Dumbarton Oaks is the name that Mildred Barnes Bliss and Robert Woods Bliss gave to their residential property in Washington, D.C. The land of Dumbarton Oaks was formerly part of the Rock of Dumbarton grant that Queen Anne made in 1702 to Colonel Ninian Beall (ca. 1625–1717). In 1801, William Hammond Dorsey (1764–1818) built the first house on the property (the central block of the existing structure) and an orangery, and in the mid-nineteenth century, Edward Magruder Linthicum (1787–1869) greatly enlarged the residence and named it The Oaks. The Oaks also was the Washington residence of U.S. senator and vice president John C. Calhoun (1782–1850) between 1822 and 1829. Mildred Barnes Bliss and Robert Woods Bliss acquired the property in 1920, and in 1933 they gave it the name of Dumbarton Oaks, combining its two historic names. The Blisses engaged the architect Frederick H. Brooke (1876–1960) to renovate and enlarge the house in 1921–1923, thereby creating a Colonial Revival residence from the existing Linthicum-era Italianate structure. Over time, the Blisses increased the grounds to approximately fifty-four acres, and they engaged the landscape architect Beatrix Farrand (1872–1959) to design a series of terraced gardens and a wilderness on this acreage, in collaboration with Mildred Bliss, between 1921 and 1947. The Blisses’ architectural additions to the estate included four service court buildings (1926), a music room (1928) designed by Lawrence Grant White (1887–1956) of the New York City architectural firm of McKim, Mead, and White, and a superintendent’s dwelling (1933) designed by Farrand. Later renamed the Fellows Building, this building is now known as the Guest House. After retiring to Dumbarton Oaks in 1933, the Blisses immediately began laying the groundwork for the creation of a research institute. They greatly increased their already considerable collection of artworks and reference books, forming the nucleus of what would become the Dumbarton Oaks Research Library and Collection. In 1938, they engaged the architect Thomas T. Waterman (1900–1951) to build two pavilions to house their Byzantine Collection and an 8,000-volume library, and in 1940 they gave Dumbarton Oaks (which included about sixteen acres of land) to Harvard University, Robert Woods Bliss’s alma mater. At the same time, they gave a portion of the grounds—some twenty-seven acres—to the National Park Service to establish the Dumbarton Oaks Park.

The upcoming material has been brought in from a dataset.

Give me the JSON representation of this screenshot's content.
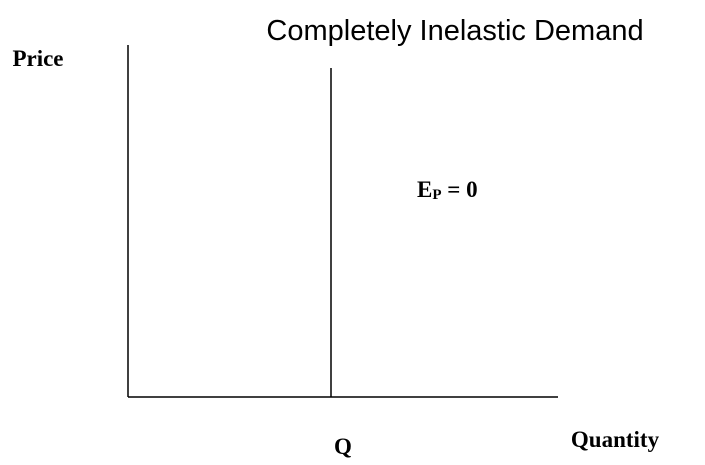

James N. Carder, "The Architectural History of Dumbarton Oaks and the Contribution of Armand Albert Rateau," in A Home of the Humanities: The Collecting and Patronage of Mildred and Robert Woods Bliss, ed. James N. Carder (Washington, D.C.: Dumbarton Oaks Research Library and Collection, 2010), 92–115.
Susan Tamulevich, Dumbarton Oaks: Garden into Art (New York: Monacelli Press, 2001).
Walter Muir Whitehill, Dumbarton Oaks: The History of a Georgetown House and Garden, 1800–1966 (Cambridge, Mass.: Belknap Press of Harvard University Press, 1967).